Серболина, светленькая, худенькая, как лозинка, остановилась, резко повернулась и, глядя в упор, твёрдо скомандовала:
– Не смей беду приговаривать! Сглазишь! И не реви! Побереги слёзы, пригодятся ещё.
Неожиданно показались деревенские хаты. Наталья замерла, только дышала шумно, как после бега, и сердечко колотилось, казалось, стучит так гулко, что пройди кто рядом, услышит. И действительно, словно услышал, выскочил с обочины на дорогу полицай Семёнов, потный, раскрасневшийся на полуденном солнце.
– Будто чёрт из кустов! Принесла нелёгкая, – успела шепнуть Женя.
Немец, отдыхавший в тени под сосной, тоже поднялся с земли, зевая, лениво бросил:
– Аусвайс?
– Пропуск есть? – грозно повторил Семёнов, смахивая висящую на багровом носу каплю.
Женщины торопливо протянули документы. Он услужливо передал их немцу, заглянул в корзинки.
– За бульбой! Мы за бульбой! Может, в деревне кто обменяет на соль? – Наталья показала маленький бумажный кулёчек. – Детей покормить.
– У меня пятеро, у неё – двое, – умоляюще заглядывая в глаза полицаю, поддакивала Евгения. – А очистки посадить можно, к осени молодая картошечка вырастет.
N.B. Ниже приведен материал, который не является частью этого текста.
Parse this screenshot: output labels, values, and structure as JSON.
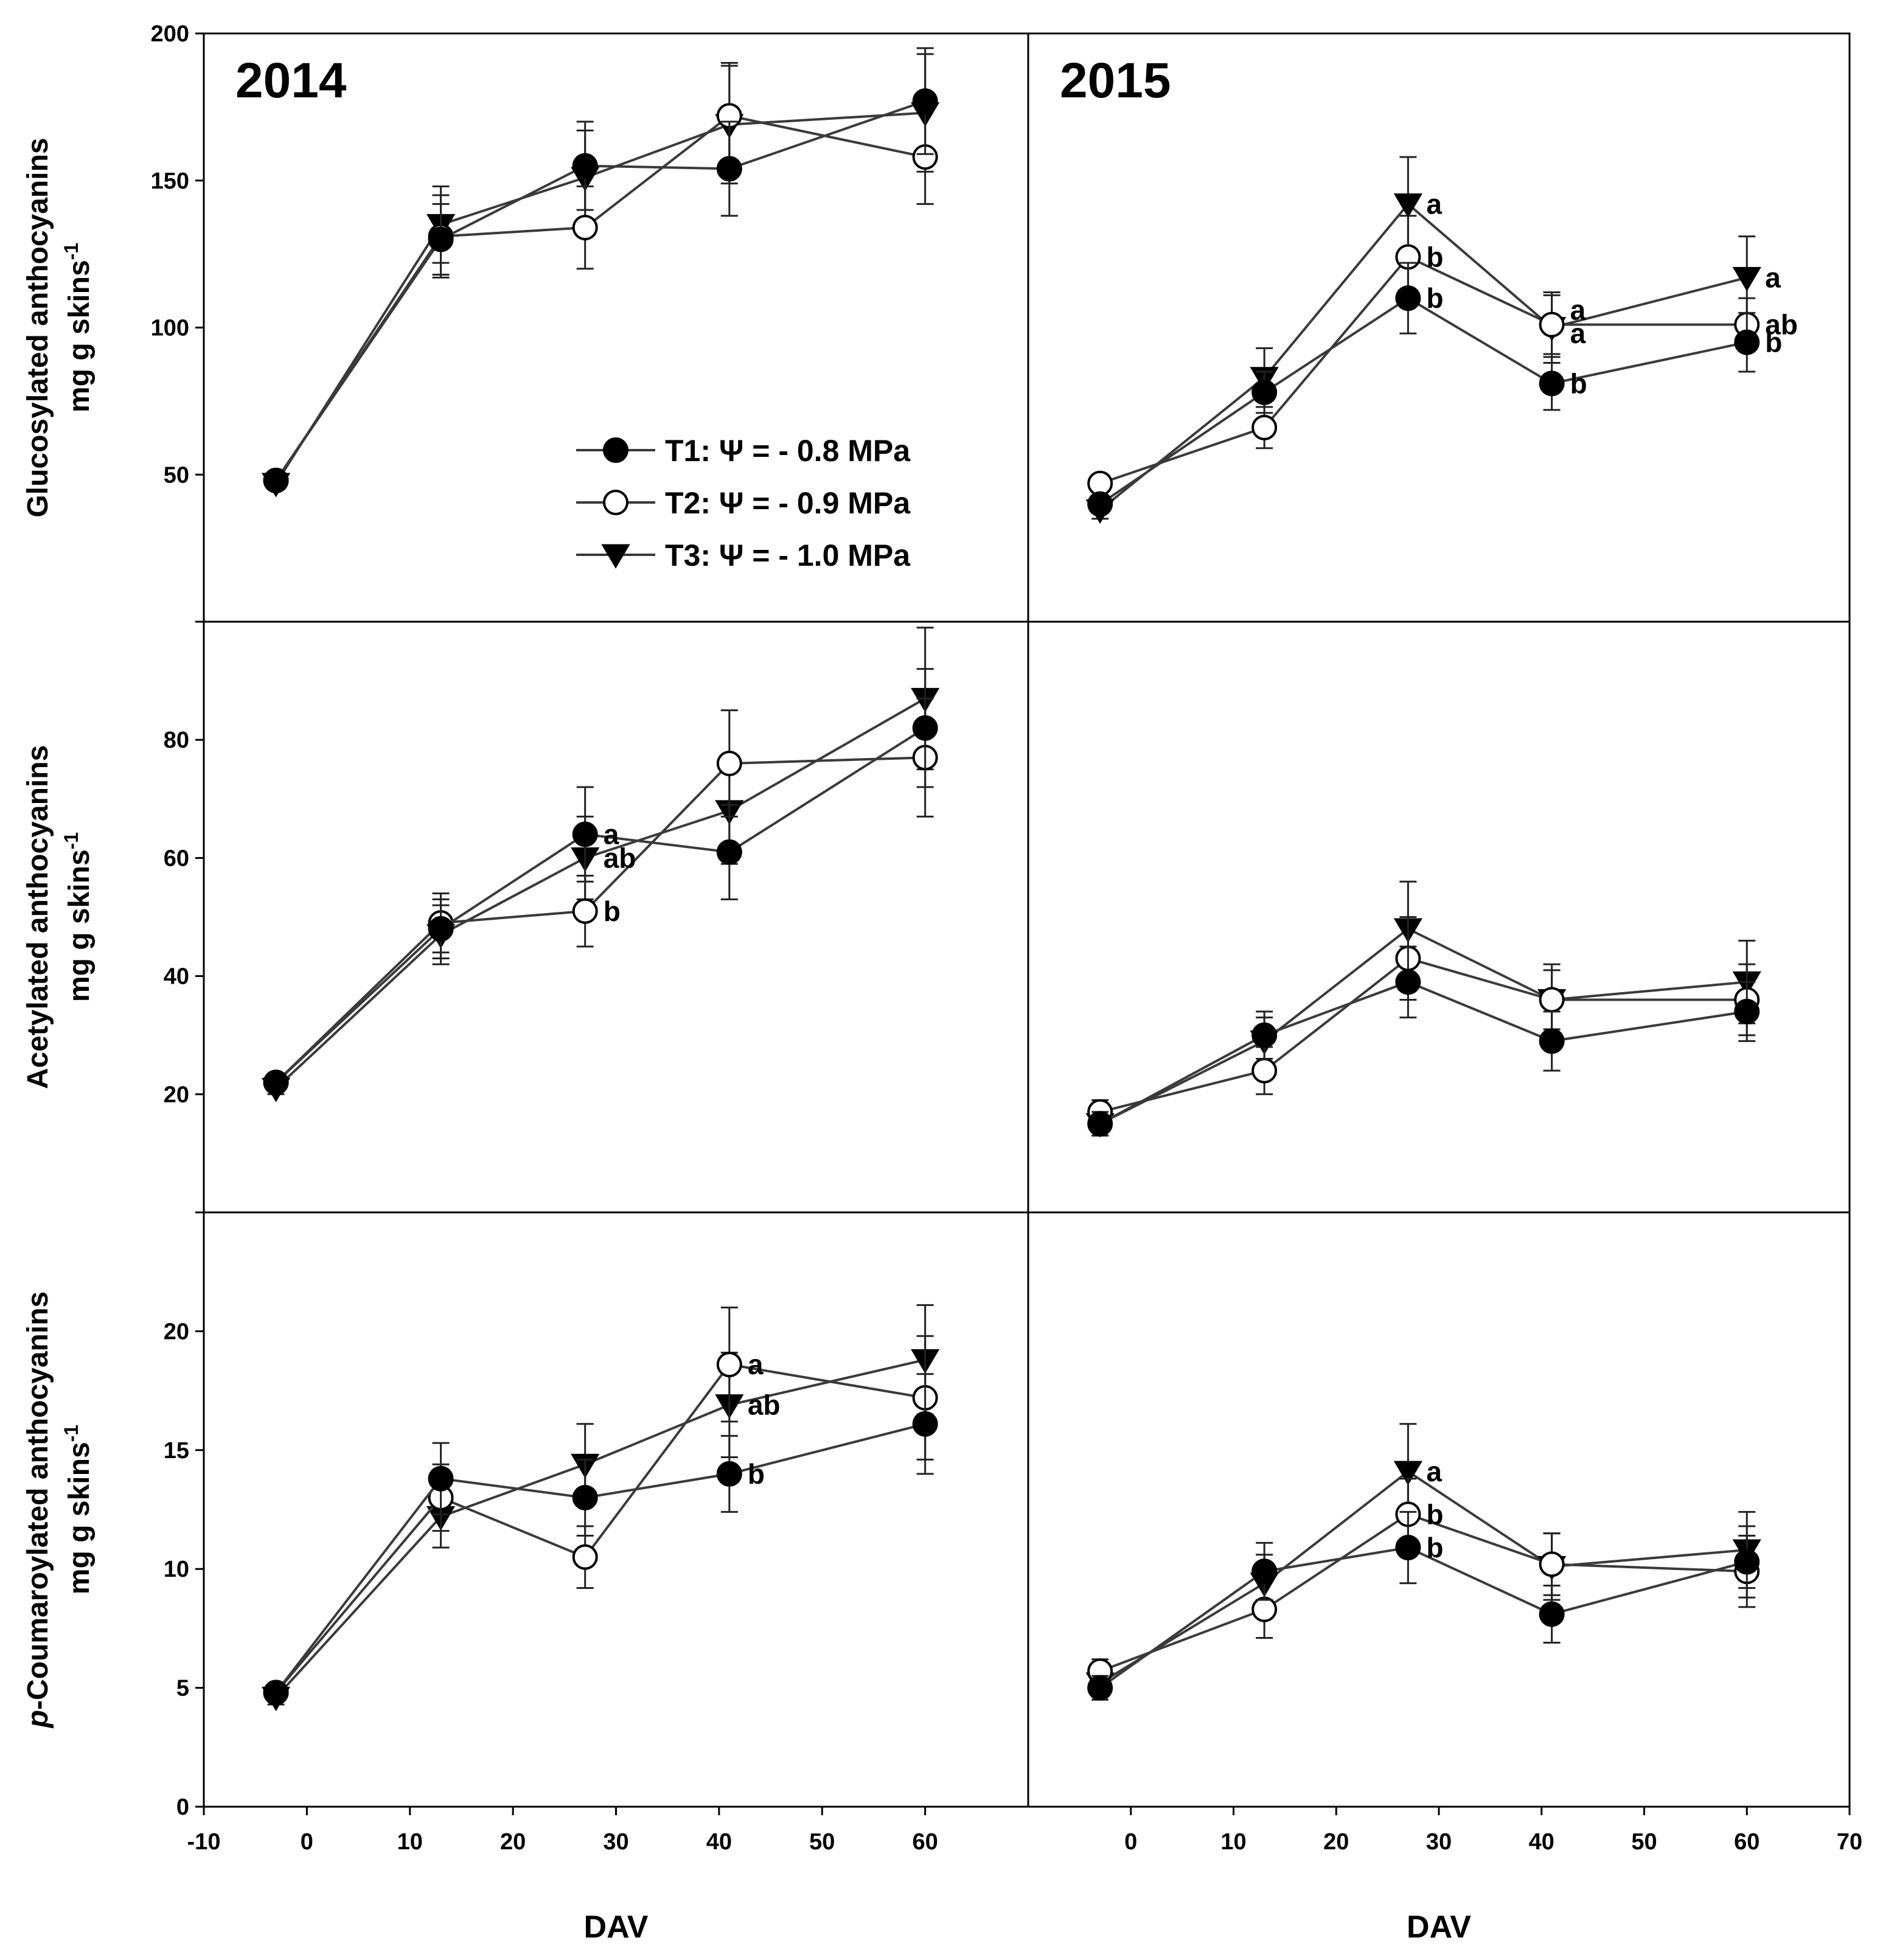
{
  "chart_data": {
    "type": "line",
    "xlabel": "DAV",
    "legend": {
      "placement": "panel-2014-glucosylated-lower-right",
      "entries": [
        {
          "series": "T1",
          "label": "T1: Ψ = - 0.8 MPa",
          "marker": "filled-circle"
        },
        {
          "series": "T2",
          "label": "T2: Ψ = - 0.9 MPa",
          "marker": "open-circle"
        },
        {
          "series": "T3",
          "label": "T3: Ψ = - 1.0 MPa",
          "marker": "filled-triangle-down"
        }
      ]
    },
    "columns": [
      {
        "year_label": "2014",
        "xlim": [
          -10,
          70
        ],
        "xticks": [
          -10,
          0,
          10,
          20,
          30,
          40,
          50,
          60
        ],
        "x": [
          -3,
          13,
          27,
          41,
          60
        ]
      },
      {
        "year_label": "2015",
        "xlim": [
          -10,
          70
        ],
        "xticks": [
          0,
          10,
          20,
          30,
          40,
          50,
          60,
          70
        ],
        "x": [
          -3,
          13,
          27,
          41,
          60
        ]
      }
    ],
    "rows": [
      {
        "ylabel_line1": "Glucosylated anthocyanins",
        "ylabel_line2": "mg g skins",
        "ylabel_sup": "-1",
        "ylim": [
          0,
          200
        ],
        "yticks": [
          50,
          100,
          150,
          200
        ],
        "panels": [
          {
            "series": [
              {
                "name": "T1",
                "y": [
                  48,
                  130,
                  155,
                  154,
                  177
                ],
                "err": [
                  2,
                  12,
                  15,
                  16,
                  18
                ]
              },
              {
                "name": "T2",
                "y": [
                  48,
                  131,
                  134,
                  172,
                  158
                ],
                "err": [
                  2,
                  14,
                  14,
                  18,
                  16
                ]
              },
              {
                "name": "T3",
                "y": [
                  47,
                  135,
                  151,
                  169,
                  173
                ],
                "err": [
                  2,
                  13,
                  16,
                  20,
                  20
                ]
              }
            ],
            "annotations": []
          },
          {
            "series": [
              {
                "name": "T1",
                "y": [
                  40,
                  78,
                  110,
                  81,
                  95
                ],
                "err": [
                  3,
                  7,
                  12,
                  9,
                  10
                ]
              },
              {
                "name": "T2",
                "y": [
                  47,
                  66,
                  124,
                  101,
                  101
                ],
                "err": [
                  3,
                  7,
                  14,
                  10,
                  9
                ]
              },
              {
                "name": "T3",
                "y": [
                  38,
                  83,
                  142,
                  100,
                  117
                ],
                "err": [
                  3,
                  10,
                  16,
                  12,
                  14
                ]
              }
            ],
            "annotations": [
              {
                "x": 27,
                "y": 142,
                "text": "a"
              },
              {
                "x": 27,
                "y": 124,
                "text": "b"
              },
              {
                "x": 27,
                "y": 110,
                "text": "b"
              },
              {
                "x": 41,
                "y": 106,
                "text": "a"
              },
              {
                "x": 41,
                "y": 98,
                "text": "a"
              },
              {
                "x": 41,
                "y": 81,
                "text": "b"
              },
              {
                "x": 60,
                "y": 117,
                "text": "a"
              },
              {
                "x": 60,
                "y": 101,
                "text": "ab"
              },
              {
                "x": 60,
                "y": 95,
                "text": "b"
              }
            ]
          }
        ]
      },
      {
        "ylabel_line1": "Acetylated anthocyanins",
        "ylabel_line2": "mg g skins",
        "ylabel_sup": "-1",
        "ylim": [
          0,
          100
        ],
        "yticks": [
          20,
          40,
          60,
          80
        ],
        "panels": [
          {
            "series": [
              {
                "name": "T1",
                "y": [
                  22,
                  48,
                  64,
                  61,
                  82
                ],
                "err": [
                  1,
                  5,
                  8,
                  8,
                  10
                ]
              },
              {
                "name": "T2",
                "y": [
                  22,
                  49,
                  51,
                  76,
                  77
                ],
                "err": [
                  1,
                  5,
                  6,
                  9,
                  10
                ]
              },
              {
                "name": "T3",
                "y": [
                  21,
                  47,
                  60,
                  68,
                  87
                ],
                "err": [
                  1,
                  5,
                  7,
                  9,
                  12
                ]
              }
            ],
            "annotations": [
              {
                "x": 27,
                "y": 64,
                "text": "a"
              },
              {
                "x": 27,
                "y": 60,
                "text": "ab"
              },
              {
                "x": 27,
                "y": 51,
                "text": "b"
              }
            ]
          },
          {
            "series": [
              {
                "name": "T1",
                "y": [
                  15,
                  30,
                  39,
                  29,
                  34
                ],
                "err": [
                  2,
                  4,
                  6,
                  5,
                  5
                ]
              },
              {
                "name": "T2",
                "y": [
                  17,
                  24,
                  43,
                  36,
                  36
                ],
                "err": [
                  2,
                  4,
                  7,
                  5,
                  6
                ]
              },
              {
                "name": "T3",
                "y": [
                  15,
                  29,
                  48,
                  36,
                  39
                ],
                "err": [
                  2,
                  4,
                  8,
                  6,
                  7
                ]
              }
            ],
            "annotations": []
          }
        ]
      },
      {
        "ylabel_line1": "p-Coumaroylated anthocyanins",
        "ylabel_line2": "mg g skins",
        "ylabel_sup": "-1",
        "ylim": [
          0,
          25
        ],
        "yticks": [
          0,
          5,
          10,
          15,
          20
        ],
        "panels": [
          {
            "series": [
              {
                "name": "T1",
                "y": [
                  4.8,
                  13.8,
                  13.0,
                  14.0,
                  16.1
                ],
                "err": [
                  0.3,
                  1.5,
                  1.6,
                  1.6,
                  2.1
                ]
              },
              {
                "name": "T2",
                "y": [
                  4.8,
                  13.0,
                  10.5,
                  18.6,
                  17.2
                ],
                "err": [
                  0.3,
                  1.4,
                  1.3,
                  2.4,
                  2.6
                ]
              },
              {
                "name": "T3",
                "y": [
                  4.6,
                  12.2,
                  14.4,
                  16.9,
                  18.8
                ],
                "err": [
                  0.3,
                  1.3,
                  1.7,
                  2.2,
                  2.3
                ]
              }
            ],
            "annotations": [
              {
                "x": 41,
                "y": 18.6,
                "text": "a"
              },
              {
                "x": 41,
                "y": 16.9,
                "text": "ab"
              },
              {
                "x": 41,
                "y": 14.0,
                "text": "b"
              }
            ]
          },
          {
            "series": [
              {
                "name": "T1",
                "y": [
                  5.0,
                  9.9,
                  10.9,
                  8.1,
                  10.3
                ],
                "err": [
                  0.5,
                  1.2,
                  1.5,
                  1.2,
                  1.5
                ]
              },
              {
                "name": "T2",
                "y": [
                  5.7,
                  8.3,
                  12.3,
                  10.2,
                  9.9
                ],
                "err": [
                  0.5,
                  1.2,
                  1.5,
                  1.3,
                  1.5
                ]
              },
              {
                "name": "T3",
                "y": [
                  5.2,
                  9.4,
                  14.1,
                  10.1,
                  10.8
                ],
                "err": [
                  0.5,
                  1.2,
                  2.0,
                  1.4,
                  1.6
                ]
              }
            ],
            "annotations": [
              {
                "x": 27,
                "y": 14.1,
                "text": "a"
              },
              {
                "x": 27,
                "y": 12.3,
                "text": "b"
              },
              {
                "x": 27,
                "y": 10.9,
                "text": "b"
              }
            ]
          }
        ]
      }
    ]
  }
}
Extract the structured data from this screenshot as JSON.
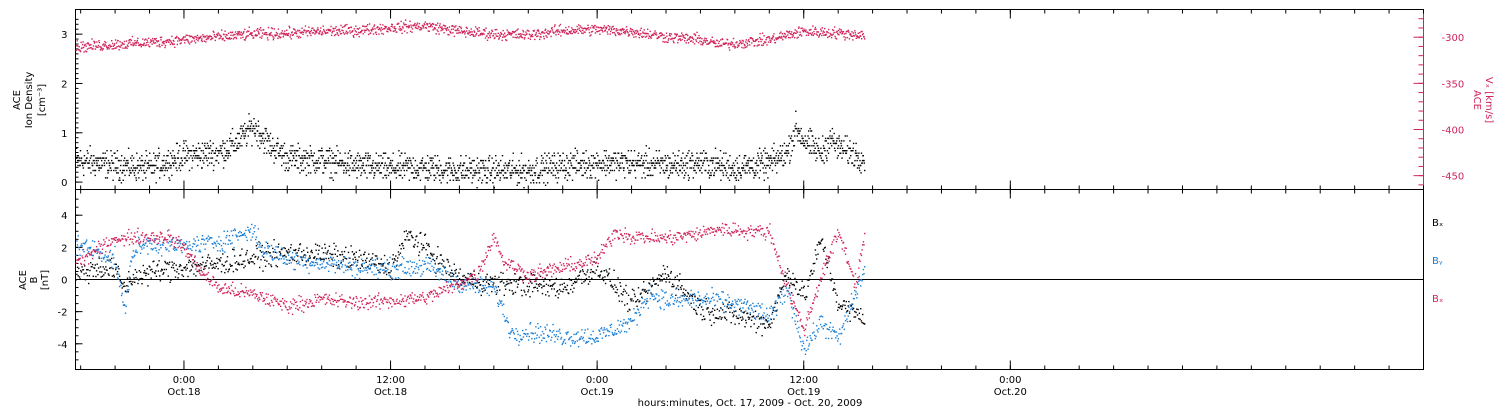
{
  "colors": {
    "density": "#000000",
    "vx": "#d0245a",
    "bx": "#000000",
    "by": "#1a7fd6",
    "bz": "#d0245a",
    "frame": "#000000"
  },
  "xaxis": {
    "title": "hours:minutes, Oct. 17, 2009 - Oct. 20, 2009",
    "range_hours": [
      -6.3,
      72
    ],
    "major_ticks": [
      {
        "hour": 0,
        "time": "0:00",
        "date": "Oct.18"
      },
      {
        "hour": 12,
        "time": "12:00",
        "date": "Oct.18"
      },
      {
        "hour": 24,
        "time": "0:00",
        "date": "Oct.19"
      },
      {
        "hour": 36,
        "time": "12:00",
        "date": "Oct.19"
      },
      {
        "hour": 48,
        "time": "0:00",
        "date": "Oct.20"
      }
    ],
    "minor_tick_step_hours": 2
  },
  "chart_data": [
    {
      "type": "scatter",
      "panel": "top",
      "ylabel_left": [
        "ACE",
        "Ion Density",
        "[cm⁻³]"
      ],
      "ylabel_right": [
        "ACE",
        "Vₓ [km/s]"
      ],
      "ylim_left": [
        -0.15,
        3.5
      ],
      "ylim_right": [
        -465,
        -270
      ],
      "yticks_left": [
        0,
        1,
        2,
        3
      ],
      "yticks_right": [
        -450,
        -400,
        -350,
        -300
      ],
      "grid": false,
      "series": [
        {
          "key": "density",
          "axis": "left",
          "color": "#000000",
          "x_start_hour": -6.3,
          "x_end_hour": 39.5,
          "baseline": [
            [
              -6.3,
              0.45
            ],
            [
              -4,
              0.35
            ],
            [
              -2,
              0.3
            ],
            [
              0,
              0.55
            ],
            [
              2,
              0.6
            ],
            [
              3,
              0.8
            ],
            [
              4,
              1.15
            ],
            [
              5,
              0.75
            ],
            [
              6,
              0.5
            ],
            [
              8,
              0.45
            ],
            [
              10,
              0.35
            ],
            [
              12,
              0.3
            ],
            [
              14,
              0.3
            ],
            [
              16,
              0.25
            ],
            [
              18,
              0.25
            ],
            [
              20,
              0.25
            ],
            [
              22,
              0.35
            ],
            [
              24,
              0.4
            ],
            [
              26,
              0.4
            ],
            [
              28,
              0.35
            ],
            [
              30,
              0.4
            ],
            [
              32,
              0.3
            ],
            [
              34,
              0.4
            ],
            [
              35,
              0.6
            ],
            [
              35.5,
              1.1
            ],
            [
              36,
              0.85
            ],
            [
              37,
              0.6
            ],
            [
              37.5,
              0.9
            ],
            [
              38,
              0.7
            ],
            [
              39.5,
              0.5
            ]
          ],
          "spread": 0.28
        },
        {
          "key": "vx",
          "axis": "right",
          "color": "#d0245a",
          "x_start_hour": -6.3,
          "x_end_hour": 39.5,
          "baseline": [
            [
              -6.3,
              -310
            ],
            [
              -4,
              -307
            ],
            [
              -2,
              -305
            ],
            [
              0,
              -302
            ],
            [
              2,
              -299
            ],
            [
              4,
              -296
            ],
            [
              6,
              -295
            ],
            [
              8,
              -293
            ],
            [
              10,
              -292
            ],
            [
              12,
              -289
            ],
            [
              14,
              -287
            ],
            [
              16,
              -293
            ],
            [
              18,
              -296
            ],
            [
              20,
              -297
            ],
            [
              22,
              -292
            ],
            [
              24,
              -291
            ],
            [
              26,
              -293
            ],
            [
              28,
              -299
            ],
            [
              30,
              -302
            ],
            [
              31,
              -307
            ],
            [
              32,
              -306
            ],
            [
              34,
              -302
            ],
            [
              35,
              -297
            ],
            [
              36,
              -293
            ],
            [
              38,
              -295
            ],
            [
              39.5,
              -297
            ]
          ],
          "spread": 6
        }
      ]
    },
    {
      "type": "scatter",
      "panel": "bottom",
      "ylabel_left": [
        "ACE",
        "B",
        "[nT]"
      ],
      "ylim": [
        -5.6,
        5.6
      ],
      "yticks": [
        -4,
        -2,
        0,
        2,
        4
      ],
      "zero_line": true,
      "grid": false,
      "legend": [
        "Bₓ",
        "Bᵧ",
        "Bₓ"
      ],
      "legend_placement": "right",
      "series": [
        {
          "key": "bx",
          "name": "Bₓ",
          "color": "#000000",
          "x_start_hour": -6.3,
          "x_end_hour": 39.5,
          "baseline": [
            [
              -6.3,
              0.3
            ],
            [
              -5,
              0.8
            ],
            [
              -4,
              0.6
            ],
            [
              -3.5,
              -0.5
            ],
            [
              -3,
              0.2
            ],
            [
              -2,
              0.5
            ],
            [
              0,
              0.8
            ],
            [
              2,
              1
            ],
            [
              4,
              1.4
            ],
            [
              6,
              1.7
            ],
            [
              8,
              1.6
            ],
            [
              10,
              1.3
            ],
            [
              12,
              0.8
            ],
            [
              13,
              2.8
            ],
            [
              14,
              2
            ],
            [
              15,
              1
            ],
            [
              16,
              0.1
            ],
            [
              18,
              -0.2
            ],
            [
              20,
              -0.3
            ],
            [
              22,
              -0.5
            ],
            [
              24,
              0.8
            ],
            [
              26,
              -1.5
            ],
            [
              28,
              0.5
            ],
            [
              30,
              -1.8
            ],
            [
              32,
              -2.2
            ],
            [
              34,
              -2.7
            ],
            [
              35,
              0.5
            ],
            [
              36,
              -1
            ],
            [
              37,
              2.5
            ],
            [
              38,
              -1.5
            ],
            [
              39.5,
              -2.4
            ]
          ],
          "spread": 0.7
        },
        {
          "key": "by",
          "name": "Bᵧ",
          "color": "#1a7fd6",
          "x_start_hour": -6.3,
          "x_end_hour": 39.5,
          "baseline": [
            [
              -6.3,
              2.2
            ],
            [
              -5,
              1.8
            ],
            [
              -4,
              1.2
            ],
            [
              -3.5,
              -2
            ],
            [
              -3,
              1.8
            ],
            [
              -2,
              2.3
            ],
            [
              0,
              2.1
            ],
            [
              2,
              2.4
            ],
            [
              4,
              3.1
            ],
            [
              4.5,
              2
            ],
            [
              6,
              1.3
            ],
            [
              8,
              1.1
            ],
            [
              10,
              0.8
            ],
            [
              12,
              0.7
            ],
            [
              14,
              0.9
            ],
            [
              16,
              -0.2
            ],
            [
              18,
              -0.5
            ],
            [
              19,
              -3.3
            ],
            [
              20,
              -3.2
            ],
            [
              22,
              -3.5
            ],
            [
              24,
              -3.5
            ],
            [
              26,
              -2.6
            ],
            [
              27,
              -0.8
            ],
            [
              28,
              -1.3
            ],
            [
              30,
              -1.2
            ],
            [
              31,
              -1.3
            ],
            [
              32,
              -1.5
            ],
            [
              33,
              -1.8
            ],
            [
              34,
              -2.3
            ],
            [
              35,
              -0.5
            ],
            [
              36,
              -4.3
            ],
            [
              37,
              -2.6
            ],
            [
              38,
              -3.7
            ],
            [
              39.5,
              0.7
            ]
          ],
          "spread": 0.6
        },
        {
          "key": "bz",
          "name": "Bₓ",
          "color": "#d0245a",
          "x_start_hour": -6.3,
          "x_end_hour": 39.5,
          "baseline": [
            [
              -6.3,
              1.1
            ],
            [
              -4.5,
              2.2
            ],
            [
              -4,
              2.7
            ],
            [
              -3.5,
              2.5
            ],
            [
              -3,
              2.7
            ],
            [
              -2,
              2.7
            ],
            [
              -1,
              2.7
            ],
            [
              0,
              2
            ],
            [
              1,
              0.5
            ],
            [
              2,
              -0.5
            ],
            [
              4,
              -0.9
            ],
            [
              6,
              -1.6
            ],
            [
              8,
              -1.2
            ],
            [
              10,
              -1.4
            ],
            [
              12,
              -1.3
            ],
            [
              14,
              -1.1
            ],
            [
              16,
              -0.2
            ],
            [
              17,
              0.3
            ],
            [
              18,
              2.8
            ],
            [
              18.5,
              1.2
            ],
            [
              20,
              0.3
            ],
            [
              22,
              0.8
            ],
            [
              24,
              1.3
            ],
            [
              25,
              3
            ],
            [
              26,
              2.7
            ],
            [
              28,
              2.6
            ],
            [
              30,
              2.9
            ],
            [
              31,
              3.2
            ],
            [
              32,
              3.1
            ],
            [
              34,
              3
            ],
            [
              35,
              -0.4
            ],
            [
              36,
              -3.1
            ],
            [
              37,
              0.3
            ],
            [
              38,
              3
            ],
            [
              39,
              -0.3
            ],
            [
              39.5,
              2.9
            ]
          ],
          "spread": 0.45
        }
      ]
    }
  ]
}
Немец снова зевнул и, возвращая документы, равнодушно махнул рукой:
– Überspringen Sie sie![17]
– Слава Богу! – обрадовались подружки.
– Шуруйте отсель! – гаркнул полицай и, смерив Наталью наглым взглядом, вдруг похотливо шлёпнул её ниже спины. Она отскочила в сторону, обиженно-оскорблённо сверкнула глазами.
– Ой-ё-ёй! Губки-то надула, – ёрничая и развязно тыча пальцем в сторону девчат, Семёнов подмигнул немцу, громко расхохотался.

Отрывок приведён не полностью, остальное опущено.